I suppose I haven't mentioned yet that last year I both ran and smoked and drank...a lot. The weird part is, I was in much better physical shape somehow. I'm not sure why or how. The first run I ever competed in, I won third place in my age division and was pretty proud that I'd run a 5k in 25 minutes when I'd never run before, really, in my life (except for team sports: soccer, field hockey, softball). Fi got me into running and my mom made a deal with me: quit smoking before the wedding. Most of the time that's not too difficult to do, once in a while I have caved. But, my conviction gets stronger every time I stop.

However, this is a blog about Halloween. This year, we had more friends and less time. Unfortunately, we ended up at maybe the most overcrowded and overpriced bar in Columbia, but with Fi's best friend, so it was worth it. I won't go into details, but will post some pics for you to get a feel of what our Friday night was like.

      Red and Big Bad
          The Halloween Crew
                CEC Halloween

Ugh! Now I am going to plan our food for the week, hit up the grocery store, then pilates later (for those of you who don't take pilates-you are SERIOUSLY missing out. It's amazing!), maybe have a run and make a midterm exam for my lit. class. Busy day, but maybe I can get Fi to write a more thorough and/or exciting weekend update later.

xoxo
N

Saturday, November 1, 2008

Medals 4 Mettles

I had every intention of writing a blog dedicated to Halloween (which I'll get to later in the day or tomorrow), but REALLY want to write a blog about Medals4Mettle instead. 
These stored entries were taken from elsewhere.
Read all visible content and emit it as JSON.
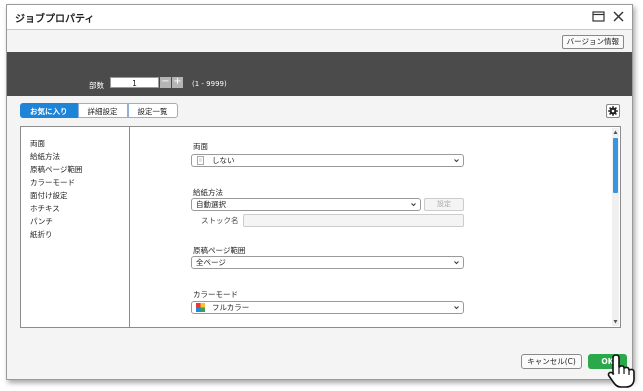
{
  "window": {
    "title": "ジョブプロパティ"
  },
  "header": {
    "version_button": "バージョン情報"
  },
  "copies": {
    "label": "部数",
    "value": "1",
    "range": "(1 - 9999)",
    "minus": "−",
    "plus": "+"
  },
  "tabs": [
    {
      "label": "お気に入り",
      "active": true
    },
    {
      "label": "詳細設定",
      "active": false
    },
    {
      "label": "設定一覧",
      "active": false
    }
  ],
  "sidebar": {
    "items": [
      "両面",
      "給紙方法",
      "原稿ページ範囲",
      "カラーモード",
      "面付け設定",
      "ホチキス",
      "パンチ",
      "紙折り"
    ]
  },
  "settings": {
    "duplex": {
      "label": "両面",
      "value": "しない",
      "icon": "duplex-icon"
    },
    "paper_source": {
      "label": "給紙方法",
      "value": "自動選択",
      "setting_button": "設定",
      "stock_label": "ストック名",
      "stock_value": ""
    },
    "page_range": {
      "label": "原稿ページ範囲",
      "value": "全ページ"
    },
    "color_mode": {
      "label": "カラーモード",
      "value": "フルカラー",
      "icon": "full-color-icon"
    }
  },
  "footer": {
    "cancel": "キャンセル(C)",
    "ok": "OK"
  },
  "colors": {
    "accent": "#1d84d8",
    "ok_green": "#2aa84a",
    "dark_band": "#4b4b4b"
  }
}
I learned about Medals4Mettle when Fi and I were flying home to Columbia after a trip to the east coast to visit family over the summer. There was a very small article in one of the airline magazines (I forget what airline we were flying, but I think it might have been US Air) that discussed M4M. It peeked my interest and tugged at my heart strings. M4M is a nonprofit organization that accepts donated medals from half marathon, full marathon or triathalon participants. The medals are then taken and revamped slightly before being awarded to a patient that is unable to physically run a marathon, but is continuing a daily marathon to live life. Their own marathon against death, really.

The organization takes monetary donations, but Fi and I are students and only earn a stipend so we aren't able to afford donating. Instead, we decided we'd take the medals from the half marathon (my first half marathon ever) we ran in St. Louis this past April and send them to M4M to help encourage a sick patient to continue winning their own marathon. I would have thought the medal was more meaningful for me since I ran the marathon, but the symbolism the medals have for the patients is far more encouraging and meaningful than what the medal has for me. I know I accomplished the half marathon. We have pictures and tee-shirts and memories. I was able to get up and go out there and run it because I was healthy enough to do so. Now I want my accomplishment to work even harder. I want it to be able to lift up spirits of someone who is constantly winning a battle and accomplishing another day of life. Nothing could be more satisfying that knowing my medal is working even harder after the marathon and my running it has ended.

So I encourage you all to donate your half-marathon, full marathon or tri-athalon medals to Medals4Mettle (Mettle, by the way, means "courage.") and help glorify the accomplishments of those around us who are running their own marathons daily.

The website with more information is: www.medals4mettle.org 

                                           After the half marathon in April!